Julian Assange's goal in leaking hundreds of thousands of classified U.S. diplomatic cables was to embarrass the U.S. government. But many of his WikiLeaks cables revealed American diplomats to be deeply engaged and hard-hitting in their missives home. And the missives themselves led to unintended positive consequences, from helping to topple a dictatorship to giving an early glimpse into Muammar al-Qaddafi's madness. Five bylines stood out in particular:
Gene Cretz, who in 2007 was named the first U.S. ambassador to Libya since 1972, wrote numerous, highly prescient cables describing Qaddafi as increasingly cut off from reality by a tight group of confidants (not to mention his "voluptuous blonde" Ukrainian nurse). Cretz was forced to leave Libya in January following the release of the cables but has since returned in the wake of Qaddafi's downfall.
Elizabeth Dibble, now a deputy assistant secretary of state, was no less withering -- or accurate -- when she described Italian Prime Minister Silvio Berlusconi, in her previous job as deputy chief of mission in Rome, as "feckless, vain, and ineffective as a modern European leader."
Robert Godec, former U.S. ambassador to Tunisia and now a State Department counterterrorism official, portrayed the family of President Zine el-Abidine Ben Ali as a mafia-like cartel and the president himself as having "lost touch with the Tunisian people." The revelation that America had no illusions about Ben Ali undeniably played a galvanizing role in shifting elite opinion in Tunis during the revolution.
Carlos Pascual -- an academic expert on state failure -- was a controversial ambassador to Mexico to begin with.

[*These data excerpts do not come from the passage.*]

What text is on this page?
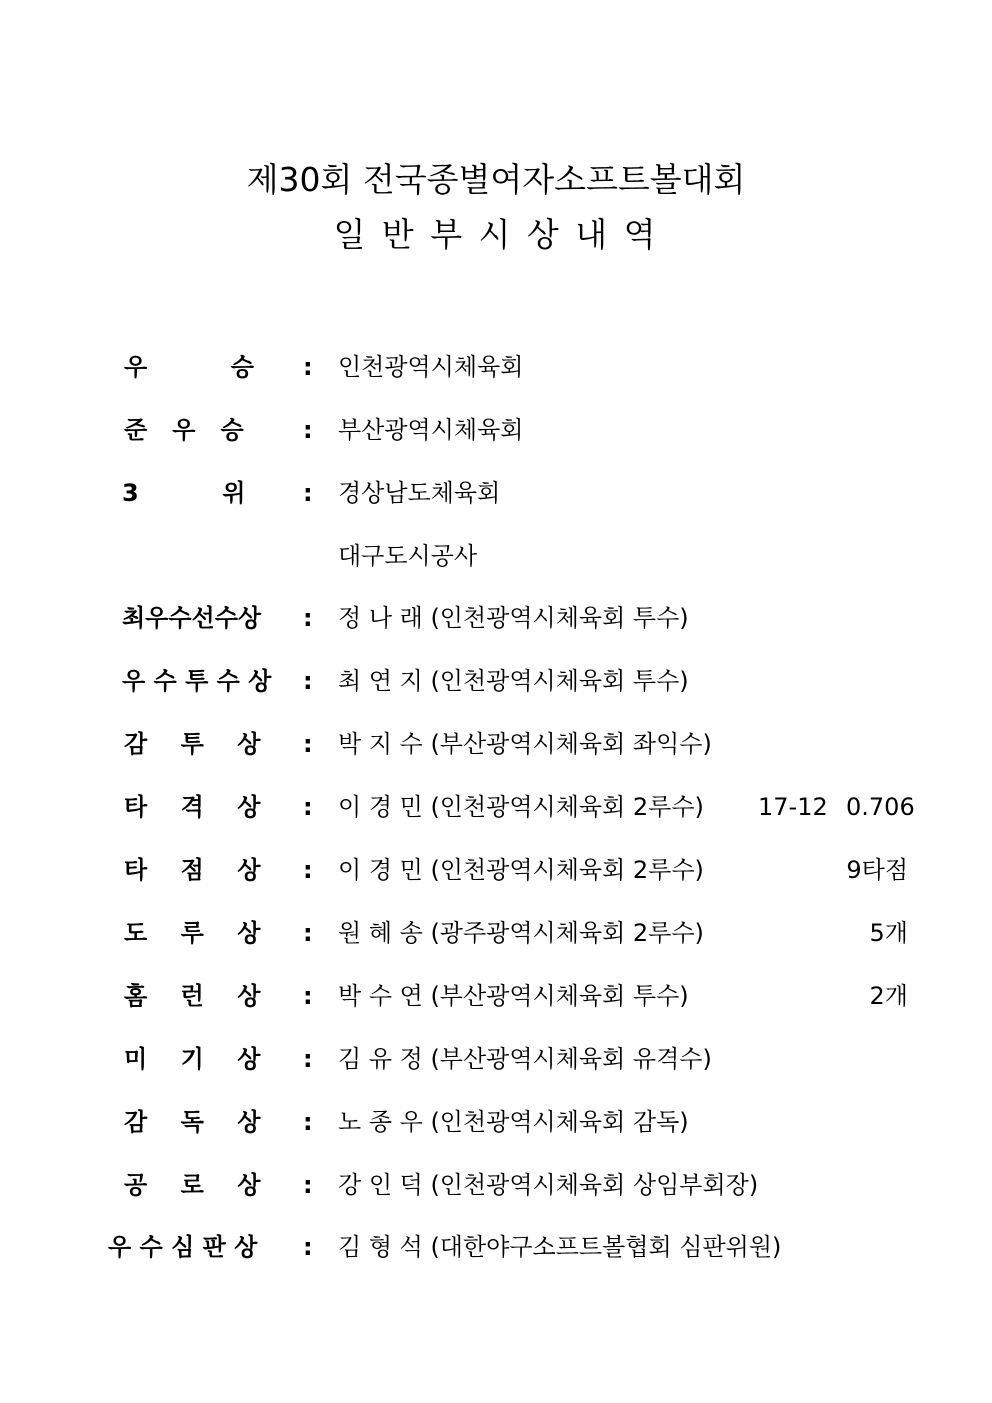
제30회 전국종별여자소프트볼대회
일 반 부 시 상 내 역
우          승 : 인천광역시체육회
준   우   승 : 부산광역시체육회
3          위 : 경상남도체육회
대구도시공사
최우수선수상 : 정 나 래 (인천광역시체육회 투수)
우 수 투 수 상 : 최 연 지 (인천광역시체육회 투수)
감    투    상 : 박 지 수 (부산광역시체육회 좌익수)
타    격    상 : 이 경 민 (인천광역시체육회 2루수) 17-12 0.706
타    점    상 : 이 경 민 (인천광역시체육회 2루수)	9타점
도    루    상 : 원 혜 송 (광주광역시체육회 2루수)	5개
홈    런    상 : 박 수 연 (부산광역시체육회 투수)	2개
미    기    상 : 김 유 정 (부산광역시체육회 유격수)
감    독    상 : 노 종 우 (인천광역시체육회 감독)
공    로    상 : 강 인 덕 (인천광역시체육회 상임부회장)
우 수 심 판 상 : 김 형 석 (대한야구소프트볼협회 심판위원)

But unsparing cables noting the Mexican government's "inability to halt the escalating numbers of narco-related homicides" proved too much, and Pascual was forced to step down.
Anne Patterson -- now posted to Egypt -- offered an early warning of the deterioration in U.S.-Pakistan relations, writing in 2009 that Washington's policy toward Islamabad risked "destabilizing the Pakistani state, alienating both the civilian government and the military leadership, and provoking a broader governance crisis" -- which sounds disturbingly close to the current reality.
CRETZ
Muse Optimism.
Stimulus or austerity? Stimulus.
America or China? America.
Arab Spring or Arab Winter? Spring.
Reading list In the Garden of the Beasts, by Erik Larson; The Emperor of All Maladies, by Siddhartha Mukherjee; Empire: The Novel of Imperial Rome, by Steven Saylor.
Best idea Stanford Institute of Design's Entrepreneurial Design for Extreme Affordability project.
Worst idea PajamaJeans.
PATTERSON
Stimulus or austerity? Stimulus.
America or China? America.
Arab Spring or Arab Winter? Both, depending on the country.
Reading list In the Graveyard of Empires, by Seth G. Jones; The Big Short, by Michael Lewis; How Pakistan Negotiates with the United States, by Howard B. Schaffer and Teresita C. Schaffer.
Best idea Ambitious trade visions like the Silk Road for South Asia.
Worst idea Protectionism, particularly in the U.S.